1. Create Jupyter hosted notebook

To start the data inspection process, I launched a Jupyter hosted notebook on Amazon SageMaker. I used Python and various data science libraries like NumPy and Pandas’ DataFrame to work with the IMBd data.

2. Inspect and visualize data

It was important to gain domain knowledge of the IMDb data so that I could easily detect anomalies and outliers. I used Matplotlib and Seaborn for this step.

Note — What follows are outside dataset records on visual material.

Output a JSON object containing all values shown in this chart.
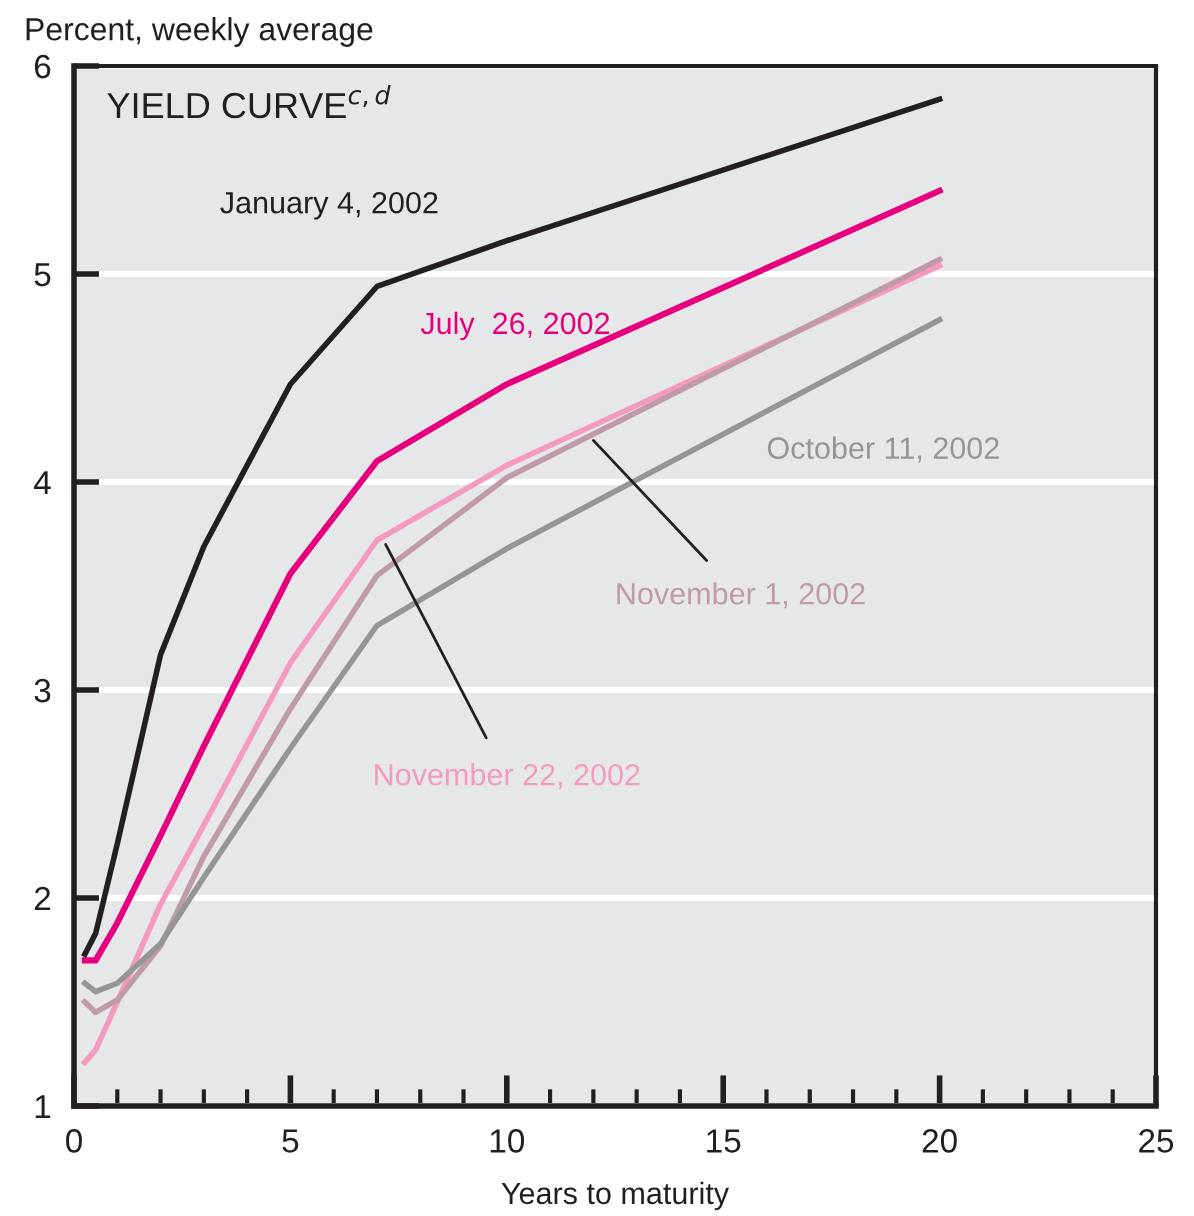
{
  "chart_data": {
    "type": "line",
    "title": "YIELD CURVE$^{c,d}$",
    "xlabel": "Years to maturity",
    "ylabel": "Percent, weekly average",
    "x": [
      0.25,
      0.5,
      1,
      2,
      3,
      5,
      7,
      10,
      20
    ],
    "series": [
      {
        "name": "January 4, 2002",
        "color": "#231f20",
        "values": [
          1.73,
          1.83,
          2.26,
          3.17,
          3.69,
          4.47,
          4.94,
          5.16,
          5.84
        ]
      },
      {
        "name": "July  26, 2002",
        "color": "#e6007e",
        "values": [
          1.7,
          1.7,
          1.88,
          2.3,
          2.73,
          3.56,
          4.1,
          4.47,
          5.4
        ]
      },
      {
        "name": "October 11, 2002",
        "color": "#939598",
        "values": [
          1.59,
          1.55,
          1.59,
          1.78,
          2.1,
          2.72,
          3.31,
          3.68,
          4.78
        ]
      },
      {
        "name": "November 1, 2002",
        "color": "#c09aa8",
        "values": [
          1.5,
          1.45,
          1.51,
          1.77,
          2.2,
          2.91,
          3.55,
          4.02,
          5.07
        ]
      },
      {
        "name": "November 22, 2002",
        "color": "#f49ac1",
        "values": [
          1.21,
          1.27,
          1.5,
          1.97,
          2.35,
          3.13,
          3.72,
          4.08,
          5.04
        ]
      }
    ],
    "xlim": [
      0,
      25
    ],
    "xticks": [
      0,
      5,
      10,
      15,
      20,
      25
    ],
    "ylim": [
      1,
      6
    ],
    "yticks": [
      1,
      2,
      3,
      4,
      5,
      6
    ],
    "grid": "y",
    "marker": "none",
    "line_style": "solid"
  }
}
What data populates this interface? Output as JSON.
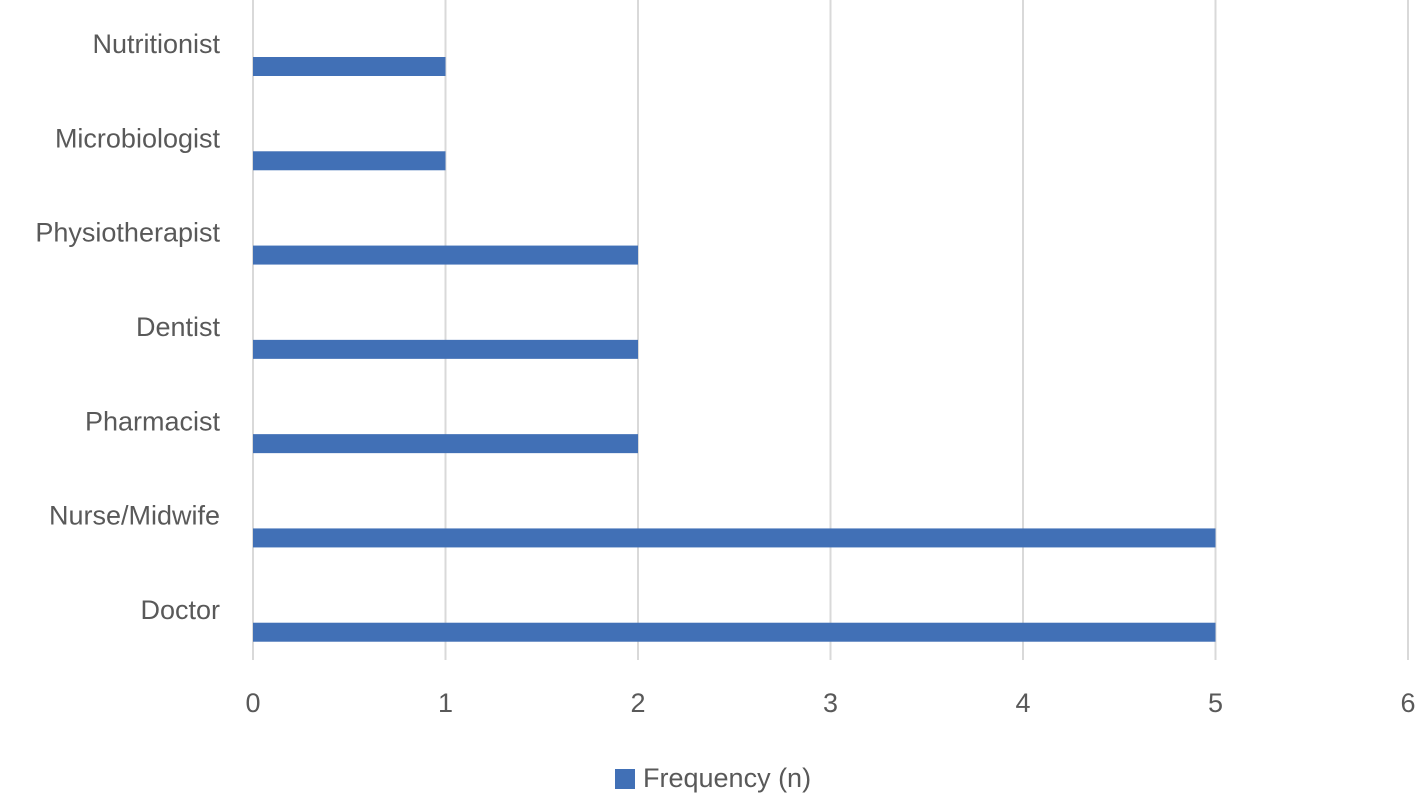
{
  "chart_data": {
    "type": "bar",
    "orientation": "horizontal",
    "categories": [
      "Doctor",
      "Nurse/Midwife",
      "Pharmacist",
      "Dentist",
      "Physiotherapist",
      "Microbiologist",
      "Nutritionist"
    ],
    "series": [
      {
        "name": "Frequency (n)",
        "color": "#4170b6",
        "values": [
          5,
          5,
          2,
          2,
          2,
          1,
          1
        ]
      }
    ],
    "xlim": [
      0,
      6
    ],
    "xticks": [
      0,
      1,
      2,
      3,
      4,
      5,
      6
    ],
    "grid": true,
    "legend": "bottom"
  }
}
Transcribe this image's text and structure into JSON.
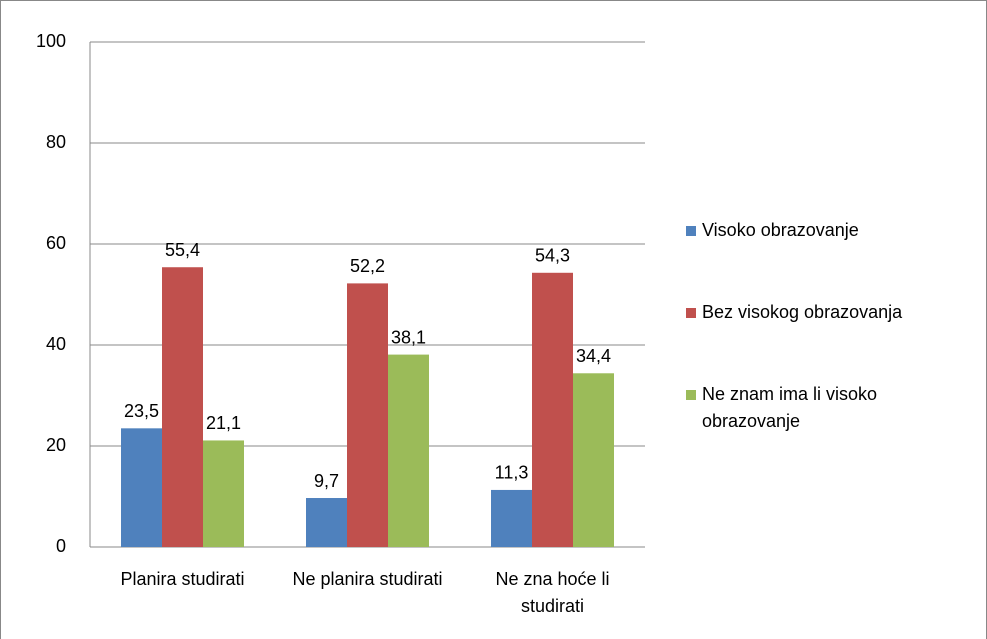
{
  "chart_data": {
    "type": "bar",
    "categories": [
      "Planira studirati",
      "Ne planira studirati",
      "Ne zna hoće li studirati"
    ],
    "series": [
      {
        "name": "Visoko obrazovanje",
        "color": "#4f81bd",
        "values": [
          23.5,
          9.7,
          11.3
        ],
        "value_labels": [
          "23,5",
          "9,7",
          "11,3"
        ]
      },
      {
        "name": "Bez visokog obrazovanja",
        "color": "#c0504d",
        "values": [
          55.4,
          52.2,
          54.3
        ],
        "value_labels": [
          "55,4",
          "52,2",
          "54,3"
        ]
      },
      {
        "name": "Ne znam ima li visoko obrazovanje",
        "color": "#9bbb59",
        "values": [
          21.1,
          38.1,
          34.4
        ],
        "value_labels": [
          "21,1",
          "38,1",
          "34,4"
        ]
      }
    ],
    "ylim": [
      0,
      100
    ],
    "yticks": [
      0,
      20,
      40,
      60,
      80,
      100
    ],
    "grid": true,
    "legend": "right"
  }
}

3. Prepare and transform data

The next step was to put the data in a format a machine can learn from. The IMDb data includes movies in all languages. The ratings range from 0 to 10 and include the number of votes. For this project I decided to only use English movies and since I want to provide good recommendations I eliminated movies that did not have 500 votes and a rating higher than 7. Since Machine Learning algorithms like numerical data I need to remove or convert all textual information. For the genre information, I converted it into One Hot Encoding (OHE) and then removed the genre column. For the movie title I concatenated it with the index and then removed the movie title column. You can see all of this data transformation and feature engineering in my Jupyter Notebook file found at my github repository

4. Train

Once the data was prepared, the training process began using the selected machine learning algorithm. The algorithm clustered or grouped the IMDb data in order to make recommendations. The plan was to use the k-means clustering algorithm. I considered using two providers: Amazon SageMaker provides a k-means clustering algorithm and so does scikit-learn. I was successful with Amazon SageMaker and so I did not explore scikit-learn's version. I encountered on SageMaker issue that took me several days to resolve. When I first tried to train I got a "413 Request Entity Too Large error" when calling the kmeans predictor predict method. It turns out that when you call the "kmeans_predictor.predict", it means you will invoke the sagemaker endpoint to process the prediction and in the AWS documentation you can find "Maximum payload size for endpoint invocation is 6 MB. Therefore, I split the training data in two parts and invoked the endpoint twice to get two predictions, then I combine two results into one in order to fit the original format.

5. Recommend

With clusters identified and labelled in the Pandas Dataframe (see Jupyter Notebook) I was able to export the CSV to a MySQL database and with some simple PHP and SQL queries I created a basic webpage that provides movies recommendations. This movie recommendation webpage can be found at Brian's Movie Recommendation Site. I will leave this site up for a few days.

Implemented Architecture

The diagram below depicts the architecture I implemented. Just to be clear all the Machine Learning elements (Jupyter Notebook, SageMaker, etc) to the left of the VPC took up about 90% of the work. The VPC, webserver, database server was created by a CloudFormation template.

ml-movie-recommendations.png

Conclusion

This was a very challenging project, but I learned a lot. I am far from being a Machine Learning expert, but neither am I a novice any longer. My interest has certainly been kindled in something which I formerly had very little interest. What I produced works, but it certainly could be refined. I am not completely satisfied with the recommendations that are produced and would like to improve on that.